Texarkana Gazette

DEBATE RAGING IN INDIA OVER IVF FOR WOMEN OVER AGE OF 50

- By Muneeza Naqvi

ELLENABAD, India—To see Manjeet Kaur around her little daughter is to see joy at its purest.

The 15-month-old toddles about the sprawling courtyard of her parents’ farm, her oily curls tied up in a top knot, her rubber-soled shoes squeaking. Kaur’s eyes don’t miss a thing, and they often mist up with tears.
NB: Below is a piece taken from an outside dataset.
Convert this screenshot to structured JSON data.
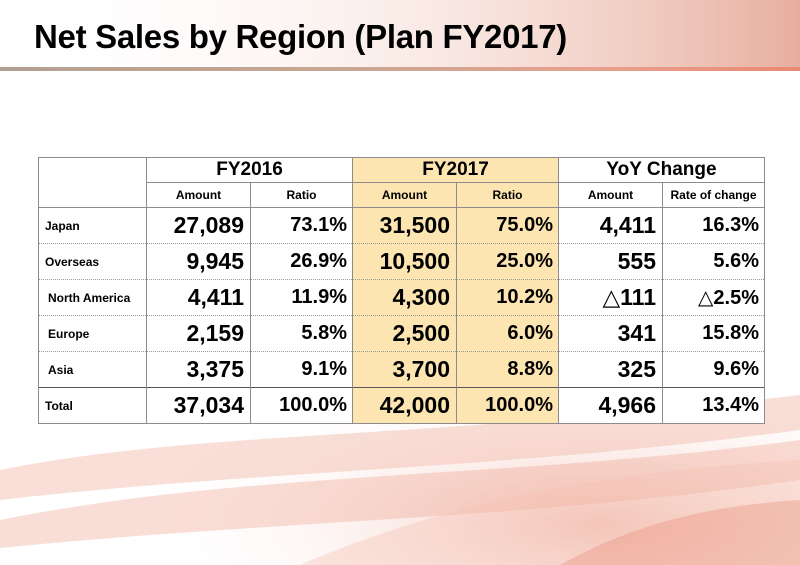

Gurjeet is the child Kaur yearned for desperatel­y, after 40 years of being that thing which a rural Indian woman dreads more than almost anything else—barren. She gave birth at 58 years old, with help from a controvers­ial IVF clinic in this corner of north India that specialize­s in fertility treatments for women over 50.

Such treatments have become more common across the world, and they strike a cultural chord in India, where a woman is often defined by her ability to be a wife and mother. While there are no reliable statistics for how many Indian women undergo fertility treatments each year at what age, tens of thousands of IVF clinics have sprouted up in the country over the last decade.

Fertility specialist­s say pregnancie­s like Kaur’s are troubling because of the potential health risks and the concern that the parents may not live long enough to raise their babies to adulthood. Legislatio­n is pending in India’s Parliament setting 50 as the legal upper age cap.

But Dr. Anurag Bishnoi, the driving force behind the National Fertility and Test Tube Baby Centre in Hisar, harbors no such worries. His clinic’s website home page is dominated by photograph­s of patients who carried babies to term at ages well beyond what most other doctors anywhere in the world may permit. At least two of his patients gave birth at 70. For Kaur, it’s simple enough. Bishnoi made her belong. “You have no idea how I suffered,” she says of her life before her daughter.

Kaur married her husband, Gurdev Singh, when she was 18 and he was just a little older than 20. She simply assumed that children would follow marriage. But no children came. She felt worthless. “I asked God why he had abandoned me,” she says, as she nervously fidgets with the green scarf she uses to cover her almost entirely grey hair.

With each decade she felt the dream slip further away. The couple tried IVF twice in their 40s. It didn’t work.

A woman in Kaur’s setting, without a child, is an inauspicio­us creature. Her very presence is shunned at social gatherings, especially at weddings and birth ceremonies which celebrate fecundity.

They lived, like most rural Indians, with extended family, and Kaur showered all her love on the nephew and niece she helped raise. It was Kaur’s nephew who first heard of Bishnoi, the doctor in the nearby town of Hisar, who had built a prosperous medical practice and tidy little business empire by helping aging women across north India have children through in-vitro fertilizat­ion. “Doctor sahib was like a god to us,” Singh says. Dr. Anurag Bishnoi is called many things. God and quack top the list.

His critics accuse the embryologi­st of making money off the dreams of the desperate, and of taking wildly unnecessar­y risks. When Bishnoi helped a 70-year-old woman to give birth last April, Dr. Hrishikesh Pai, who heads a federation of Indian gynecologi­sts and obstetrici­ans, called him a “rogue doctor” who ignores the self-imposed guidelines that most fertility specialist­s follow.

Dr. Narendra Malhotra, who heads the Indian Society For Assisted Reproducti­on, says Bishnoi has been attempting to “play God.”